A quel punto i sostenitori del rifacimento hanno rilanciato il dibattito: “Se il Franchi è un bene culturale così importante, che ci pensi lo Stato a riammodernarlo”. È più o meno il ragionamento fatto dal sindaco Nardella, in una lettera indirizzata al ministro (e collega di partito) Franceschini, che ha centrato l’obiettivo: con la disponibilità del Mibac, il Franchi è rientrato nel Recovery. Una buona notizia per la città di Firenze, che però pone due questioni. La prima è quella sul futuro utilizzo: un impianto rifatto con soldi pubblici non potrà essere dato semplicemente in concessione ai privati. D’altra parte, se la Fiorentina di Commisso insisterà nel farsi un suo stadio di proprietà altrove, cosa ne sarà del Franchi? Ma soprattutto, perché il Franchi sì e altri stadi no? In giro per l’Italia ce ne sono diversi di indiscutibile valore architettonico che versano in condizioni di degrado e abbandono. Come il Flaminio di Roma, per cui dopo l’interessamento sfumato di Cassa Depositi e Prestiti è stato recentemente depositato un progetto pubblico-privato, ma si era parlato pure di un possibile inserimento del Recovery. Per il momento non se n’è fatto nulla. La sindaca Virginia Raggi, che forse non aveva gli stessi contatti col ministero, potrebbe avere qualcosa da ridire.

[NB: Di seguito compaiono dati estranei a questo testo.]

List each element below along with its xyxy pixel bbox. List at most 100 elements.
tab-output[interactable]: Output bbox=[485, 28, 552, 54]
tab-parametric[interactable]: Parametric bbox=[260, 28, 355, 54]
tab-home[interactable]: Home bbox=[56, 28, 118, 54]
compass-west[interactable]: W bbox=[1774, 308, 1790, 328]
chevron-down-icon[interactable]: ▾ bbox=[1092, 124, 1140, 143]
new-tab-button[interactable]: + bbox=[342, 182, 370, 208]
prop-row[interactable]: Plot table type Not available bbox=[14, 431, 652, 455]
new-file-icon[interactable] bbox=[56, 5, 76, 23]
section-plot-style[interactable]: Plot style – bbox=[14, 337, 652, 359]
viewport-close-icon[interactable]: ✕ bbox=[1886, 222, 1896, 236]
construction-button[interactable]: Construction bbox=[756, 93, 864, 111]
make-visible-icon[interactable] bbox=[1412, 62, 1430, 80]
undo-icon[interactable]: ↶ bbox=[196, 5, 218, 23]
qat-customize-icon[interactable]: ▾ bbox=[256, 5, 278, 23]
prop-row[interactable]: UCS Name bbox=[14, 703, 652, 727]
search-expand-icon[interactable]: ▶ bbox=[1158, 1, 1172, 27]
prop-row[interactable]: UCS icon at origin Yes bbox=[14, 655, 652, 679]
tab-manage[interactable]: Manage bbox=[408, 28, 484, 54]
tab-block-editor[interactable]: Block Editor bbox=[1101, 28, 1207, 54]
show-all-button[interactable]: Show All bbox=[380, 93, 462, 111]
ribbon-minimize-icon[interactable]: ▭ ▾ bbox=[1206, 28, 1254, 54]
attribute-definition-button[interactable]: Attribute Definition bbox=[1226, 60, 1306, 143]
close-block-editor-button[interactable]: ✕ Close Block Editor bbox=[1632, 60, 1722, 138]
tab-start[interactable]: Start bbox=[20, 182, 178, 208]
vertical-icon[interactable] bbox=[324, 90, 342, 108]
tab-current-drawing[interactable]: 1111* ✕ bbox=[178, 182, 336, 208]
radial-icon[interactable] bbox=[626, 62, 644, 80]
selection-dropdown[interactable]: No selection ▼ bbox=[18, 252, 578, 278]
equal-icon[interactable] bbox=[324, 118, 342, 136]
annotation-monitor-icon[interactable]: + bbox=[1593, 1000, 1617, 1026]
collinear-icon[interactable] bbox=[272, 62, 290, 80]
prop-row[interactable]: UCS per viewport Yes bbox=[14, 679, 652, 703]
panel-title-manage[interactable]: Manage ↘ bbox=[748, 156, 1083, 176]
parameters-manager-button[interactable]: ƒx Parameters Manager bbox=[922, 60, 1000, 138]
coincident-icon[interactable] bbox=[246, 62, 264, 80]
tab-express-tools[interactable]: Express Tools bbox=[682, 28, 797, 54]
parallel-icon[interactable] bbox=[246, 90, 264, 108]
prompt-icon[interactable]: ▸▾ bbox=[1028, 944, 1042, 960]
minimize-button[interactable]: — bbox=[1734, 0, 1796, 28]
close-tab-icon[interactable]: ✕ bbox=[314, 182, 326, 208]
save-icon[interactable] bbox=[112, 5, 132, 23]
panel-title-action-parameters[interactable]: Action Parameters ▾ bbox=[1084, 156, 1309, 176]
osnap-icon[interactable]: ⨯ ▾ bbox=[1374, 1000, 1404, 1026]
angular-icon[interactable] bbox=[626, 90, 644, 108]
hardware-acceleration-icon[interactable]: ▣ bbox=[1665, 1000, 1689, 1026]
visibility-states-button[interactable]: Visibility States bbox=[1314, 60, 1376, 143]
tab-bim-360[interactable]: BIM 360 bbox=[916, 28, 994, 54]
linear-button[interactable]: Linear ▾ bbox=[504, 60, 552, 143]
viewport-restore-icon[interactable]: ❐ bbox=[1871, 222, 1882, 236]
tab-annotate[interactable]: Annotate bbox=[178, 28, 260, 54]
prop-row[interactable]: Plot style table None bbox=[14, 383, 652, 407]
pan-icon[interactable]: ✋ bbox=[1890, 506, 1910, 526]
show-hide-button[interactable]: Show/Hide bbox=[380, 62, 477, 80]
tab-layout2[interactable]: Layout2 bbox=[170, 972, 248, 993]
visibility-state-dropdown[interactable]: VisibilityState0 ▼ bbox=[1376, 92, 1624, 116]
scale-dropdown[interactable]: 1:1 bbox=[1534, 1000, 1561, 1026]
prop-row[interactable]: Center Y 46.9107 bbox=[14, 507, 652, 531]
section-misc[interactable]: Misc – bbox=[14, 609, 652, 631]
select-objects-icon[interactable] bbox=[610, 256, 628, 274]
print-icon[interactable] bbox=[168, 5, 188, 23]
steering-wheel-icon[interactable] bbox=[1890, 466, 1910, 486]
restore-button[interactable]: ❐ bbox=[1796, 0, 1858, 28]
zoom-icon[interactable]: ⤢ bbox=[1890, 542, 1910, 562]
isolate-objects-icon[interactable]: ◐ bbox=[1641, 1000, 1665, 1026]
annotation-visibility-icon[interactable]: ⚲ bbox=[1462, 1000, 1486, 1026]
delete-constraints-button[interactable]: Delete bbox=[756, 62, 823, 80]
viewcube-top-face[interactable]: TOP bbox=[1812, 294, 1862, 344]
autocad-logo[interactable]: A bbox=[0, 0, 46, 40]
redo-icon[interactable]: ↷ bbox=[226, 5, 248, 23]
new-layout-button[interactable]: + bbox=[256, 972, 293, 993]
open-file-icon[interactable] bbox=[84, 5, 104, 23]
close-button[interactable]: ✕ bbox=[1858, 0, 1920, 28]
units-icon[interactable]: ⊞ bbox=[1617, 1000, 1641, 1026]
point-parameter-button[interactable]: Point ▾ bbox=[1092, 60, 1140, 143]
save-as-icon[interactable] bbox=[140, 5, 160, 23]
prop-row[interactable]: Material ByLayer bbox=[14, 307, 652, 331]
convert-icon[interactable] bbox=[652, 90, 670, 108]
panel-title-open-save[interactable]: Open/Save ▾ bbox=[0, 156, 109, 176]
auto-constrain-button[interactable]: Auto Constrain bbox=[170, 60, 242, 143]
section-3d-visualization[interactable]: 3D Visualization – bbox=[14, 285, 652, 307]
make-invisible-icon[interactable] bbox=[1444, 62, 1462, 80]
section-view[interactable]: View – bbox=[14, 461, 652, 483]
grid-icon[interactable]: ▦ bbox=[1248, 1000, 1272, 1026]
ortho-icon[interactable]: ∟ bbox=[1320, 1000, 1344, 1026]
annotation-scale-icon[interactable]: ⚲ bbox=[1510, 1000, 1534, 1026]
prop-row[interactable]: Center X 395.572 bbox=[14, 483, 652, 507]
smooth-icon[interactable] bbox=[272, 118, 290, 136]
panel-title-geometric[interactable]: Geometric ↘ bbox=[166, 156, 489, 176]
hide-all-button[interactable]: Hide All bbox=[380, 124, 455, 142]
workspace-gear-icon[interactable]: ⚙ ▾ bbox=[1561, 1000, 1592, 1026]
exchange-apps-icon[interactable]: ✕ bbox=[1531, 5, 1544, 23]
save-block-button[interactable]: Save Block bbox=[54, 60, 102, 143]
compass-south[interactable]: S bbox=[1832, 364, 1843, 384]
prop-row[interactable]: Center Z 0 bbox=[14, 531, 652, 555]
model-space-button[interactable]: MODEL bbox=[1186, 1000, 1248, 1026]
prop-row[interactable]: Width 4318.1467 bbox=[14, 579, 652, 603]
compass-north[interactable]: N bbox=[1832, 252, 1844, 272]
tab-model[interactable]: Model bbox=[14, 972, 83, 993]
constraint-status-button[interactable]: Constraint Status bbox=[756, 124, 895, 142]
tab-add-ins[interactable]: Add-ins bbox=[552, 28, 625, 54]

IL RECOVERY PER LO SPORT: IMPIANTI E PALESTRE (MA POCHI SOLDI) – A confronto del Franchi, per cui lo sforzo sarà importante e decisivo, gli altri interventi sportivi del Piano nazionale di ripresa e resilienza rischiano di essere meno efficaci. Si limiteranno a due filoni. Il primo, che vale 700 milioni, riguarda gli impianti per la pratica di base sul territorio. Anche se il nome è cambiato, si tratta essenzialmente della prosecuzione del piano “Sport e periferie”, che il governo Renzi aveva ideato e affidato al Coni di Giovanni Malagò e poi Giorgetti e Spadafora avevano trasferito a Palazzo Chigi. Fin qui, sono già stati spesi centinaia di milioni con risultati altalenanti: come rivelato da un’inchiesta del Fatto Quotidiano, nelle graduatorie era finito persino un finanziamento al ricco circolo di golf dell’Olgiata. I criteri dovranno essere rivisti, i tempi snelliti e gli interventi ricalibrati per avere un impatto. Poi ci saranno anche 300 milioni per le palestre sportive: il principale problema dello sport italiano è proprio la scarsa pratica a scuola, che parte anche dalle carenze nelle infrastrutture. L’idea del governo di intervenire qui è giusta. Secondo il dossier che accompagna il Pnrr, però, una nuova palestra in media costa oltre un milione, la riqualificazione e messa in sicurezza quasi mezzo ciascuno: così le risorse disponibili basteranno per circa 400 palestre, ma il 28% degli istituti italiani ha bisogno di una nuova palestra. E in Italia i plessi sono circa 40mila. Di questo passo, non basterà un Recovery fund per risolvere i problemi dello sport italiano.